Вся предыстория героини уже присутствует в результате. Достаточно вспомнить, если отвлечься от хронологии сыгранных в кино ролей, роль Комиссара в картине «Служили два товарища»: сухой ненавидящий рот, усталые пустые глаза, зябкие колючие плечи. В этой женщине не осталось ничего, кроме ненависти, кроме фанатизма, она вся устремлена в одну-единственную точку, итог прожитой жизни, и потому кажутся излишними даже ее скупые слова, которыми сценаристы намереваются оправдать мотивы жестокости: о пытках у белых, о подполье. Все это ни к чему, все это уже есть, без отклонений в лирику и рефлексию; сделав свой выбор, она отгораживает себя от всего — и не только от того, что может помешать, заставить ненароком задуматься, а то и засомневаться, перерешить, проявить слабость. Она отгораживает себя и от самого выбора — речь уже не о нем, первоначальная цель забыта, речь идет уже о форме существования ее материи, о чистой логике причин и следствий.

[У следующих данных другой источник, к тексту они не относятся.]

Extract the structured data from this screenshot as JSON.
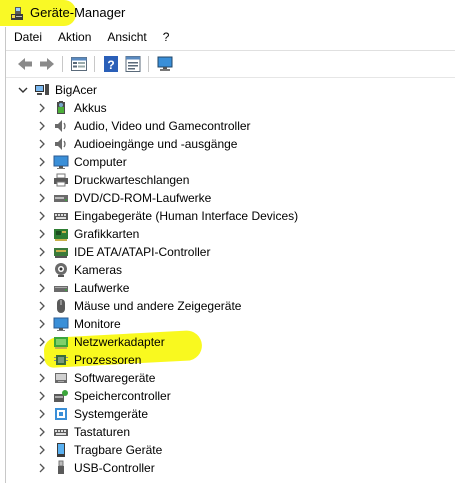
{
  "window": {
    "title": "Geräte-Manager"
  },
  "menubar": {
    "items": [
      "Datei",
      "Aktion",
      "Ansicht",
      "?"
    ]
  },
  "toolbar": {
    "buttons": [
      "back-icon",
      "forward-icon",
      "properties-icon",
      "help-icon",
      "monitor-icon"
    ]
  },
  "tree": {
    "root": {
      "label": "BigAcer",
      "icon": "computer-icon"
    },
    "items": [
      {
        "label": "Akkus",
        "icon": "battery-icon"
      },
      {
        "label": "Audio, Video und Gamecontroller",
        "icon": "speaker-icon"
      },
      {
        "label": "Audioeingänge und -ausgänge",
        "icon": "speaker-icon"
      },
      {
        "label": "Computer",
        "icon": "monitor-icon"
      },
      {
        "label": "Druckwarteschlangen",
        "icon": "printer-icon"
      },
      {
        "label": "DVD/CD-ROM-Laufwerke",
        "icon": "disc-drive-icon"
      },
      {
        "label": "Eingabegeräte (Human Interface Devices)",
        "icon": "keyboard-icon"
      },
      {
        "label": "Grafikkarten",
        "icon": "display-adapter-icon"
      },
      {
        "label": "IDE ATA/ATAPI-Controller",
        "icon": "controller-icon"
      },
      {
        "label": "Kameras",
        "icon": "camera-icon"
      },
      {
        "label": "Laufwerke",
        "icon": "drive-icon"
      },
      {
        "label": "Mäuse und andere Zeigegeräte",
        "icon": "mouse-icon"
      },
      {
        "label": "Monitore",
        "icon": "monitor-icon"
      },
      {
        "label": "Netzwerkadapter",
        "icon": "network-adapter-icon"
      },
      {
        "label": "Prozessoren",
        "icon": "chip-icon"
      },
      {
        "label": "Softwaregeräte",
        "icon": "software-icon"
      },
      {
        "label": "Speichercontroller",
        "icon": "storage-controller-icon"
      },
      {
        "label": "Systemgeräte",
        "icon": "system-icon"
      },
      {
        "label": "Tastaturen",
        "icon": "keyboard-icon"
      },
      {
        "label": "Tragbare Geräte",
        "icon": "portable-device-icon"
      },
      {
        "label": "USB-Controller",
        "icon": "usb-icon"
      }
    ]
  },
  "colors": {
    "highlight": "#f8f800",
    "icon_blue": "#3a8fd8",
    "icon_green": "#3aa63a"
  }
}
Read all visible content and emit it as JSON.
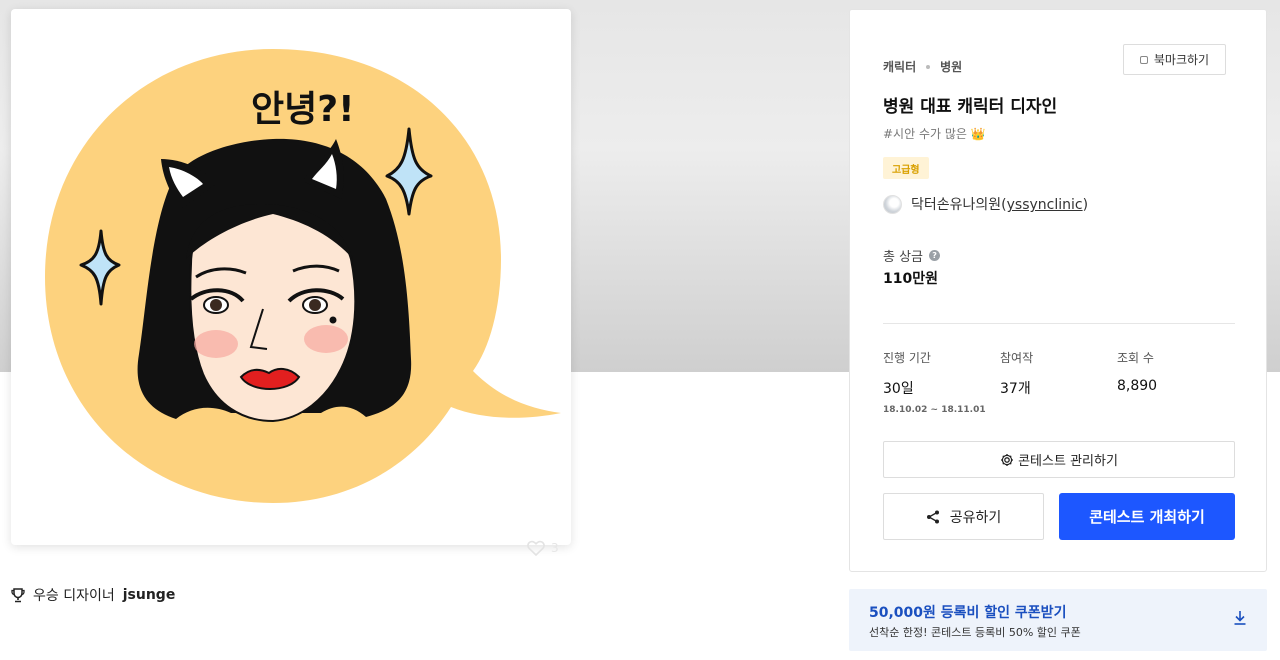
{
  "artwork": {
    "speech_text": "안녕?!",
    "like_count": "3"
  },
  "winner": {
    "label": "우승 디자이너",
    "name": "jsunge"
  },
  "contest": {
    "category": "캐릭터",
    "subcategory": "병원",
    "bookmark_label": "북마크하기",
    "title": "병원 대표 캐릭터 디자인",
    "tags": "#시안 수가 많은 👑",
    "grade": "고급형",
    "host_name": "닥터손유나의원",
    "host_handle": "yssynclinic",
    "prize_label": "총 상금",
    "prize_value": "110만원",
    "stats": {
      "period_label": "진행 기간",
      "period_value": "30일",
      "period_dates": "18.10.02 ~ 18.11.01",
      "entries_label": "참여작",
      "entries_value": "37개",
      "views_label": "조회 수",
      "views_value": "8,890"
    },
    "manage_label": "콘테스트 관리하기",
    "share_label": "공유하기",
    "host_contest_label": "콘테스트 개최하기"
  },
  "coupon": {
    "headline": "50,000원 등록비 할인 쿠폰받기",
    "description": "선착순 한정! 콘테스트 등록비 50% 할인 쿠폰"
  },
  "colors": {
    "primary": "#1d57ff",
    "coupon_text": "#1a4fbf",
    "badge_bg": "#fff3d6",
    "badge_text": "#d9a000",
    "bubble": "#fdd27e"
  },
  "icons": {
    "bookmark": "bookmark-icon",
    "gear": "gear-icon",
    "share": "share-icon",
    "download": "download-icon",
    "trophy": "trophy-icon",
    "heart": "heart-icon",
    "help": "help-icon"
  }
}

Это духовное самоабстрагирование, эта математизация живой человеческой личности, живой идеи, лежавшей вначале, — и есть та страшная цена, которую платят своей одержимости все героини Демидовой, все равно, на что эта одержимость направлена, — и
Ангелика Бюхер в «Щите и мече», и Комиссар в фильме «Служили два товарища», и Спиридонова в «Шестом июля», и Лиза в «Живом трупе», и даже Женя в «Степени риска», быть может, самая женственная и самая умиротворенная из длинного списка фанатических женщин Демидовой.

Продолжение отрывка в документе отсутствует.